Özatar’ca Hollanda İzlenimleri
Saygı değer bilgiagi nette’ki sevgili arkadaşlar 12 05 2009 dan buyana hep birlikteyiz bu birliktelikten çok mutluyum ve sizin gibi değerli yazarların yazılarını gazetemiz Bilgi Ağı'nda yazılarınızı hazırlamak ve yayınlamak beni çok mutlu ediyor… Gazeteye yazıları hep Türkiye den yayına hazırlıyordum ama şu anda vatanımdan çok uzaklardayım ve aralık vermeden yayınımıza Hollanda’dan devam ediyorum! Hollanda’nın başkenti Amsterdam’ın havalimanı Schiphol'a indim öğle vaktiydi biraz orada dinlendim Çok heyecanlıydım!! Ve kanal boyunca Dam Meydanı’na doğru yürümeye başladık kızımla.

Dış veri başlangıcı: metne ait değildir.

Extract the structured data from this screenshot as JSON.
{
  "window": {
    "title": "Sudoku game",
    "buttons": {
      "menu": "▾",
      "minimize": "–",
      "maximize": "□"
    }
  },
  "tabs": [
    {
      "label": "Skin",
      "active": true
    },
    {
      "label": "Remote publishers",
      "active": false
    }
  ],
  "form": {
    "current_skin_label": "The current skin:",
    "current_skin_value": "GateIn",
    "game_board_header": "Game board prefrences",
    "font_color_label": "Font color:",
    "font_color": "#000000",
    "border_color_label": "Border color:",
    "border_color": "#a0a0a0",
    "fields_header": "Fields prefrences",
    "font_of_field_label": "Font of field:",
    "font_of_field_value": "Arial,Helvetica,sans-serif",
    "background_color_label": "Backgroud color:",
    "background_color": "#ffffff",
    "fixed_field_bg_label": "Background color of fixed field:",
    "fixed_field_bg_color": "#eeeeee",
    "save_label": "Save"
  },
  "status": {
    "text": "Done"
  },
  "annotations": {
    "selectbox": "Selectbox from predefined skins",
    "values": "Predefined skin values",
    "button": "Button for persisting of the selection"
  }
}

Amsterdam’da evlerin hemen hemen hepsinin en üst katında üzerinde çengel olan betonlar vardı çok şaşırmıştım. Ayrıca binalar hafif eğimli yapılmıştı. Bunun nedeni ise kolay eşya taşınabilmesi içinmiş. Taşınma sırasında bu çengelleri kullanılıyorlarmış. Biraz daha yürüdük birçok ülkede bulunan balmumu heykel müzesi Madame Tussaud'a girdim çok heyecanlıydım ve en çokta korku tunelin de çok heyecanlandım herkes korkudan çığlık atıyorlardı. Çok tedirgin oldum bir an için ama çok güzeldi! Amsterdam bisikletleriyle meşhur. Şehirde birçok kişi ulaşımını bisikletle sağlıyor. Kanalların kenarlarında, köprülerin üzerinde kilitlenmiş yüzlerce bisikletler görebilirsiniz.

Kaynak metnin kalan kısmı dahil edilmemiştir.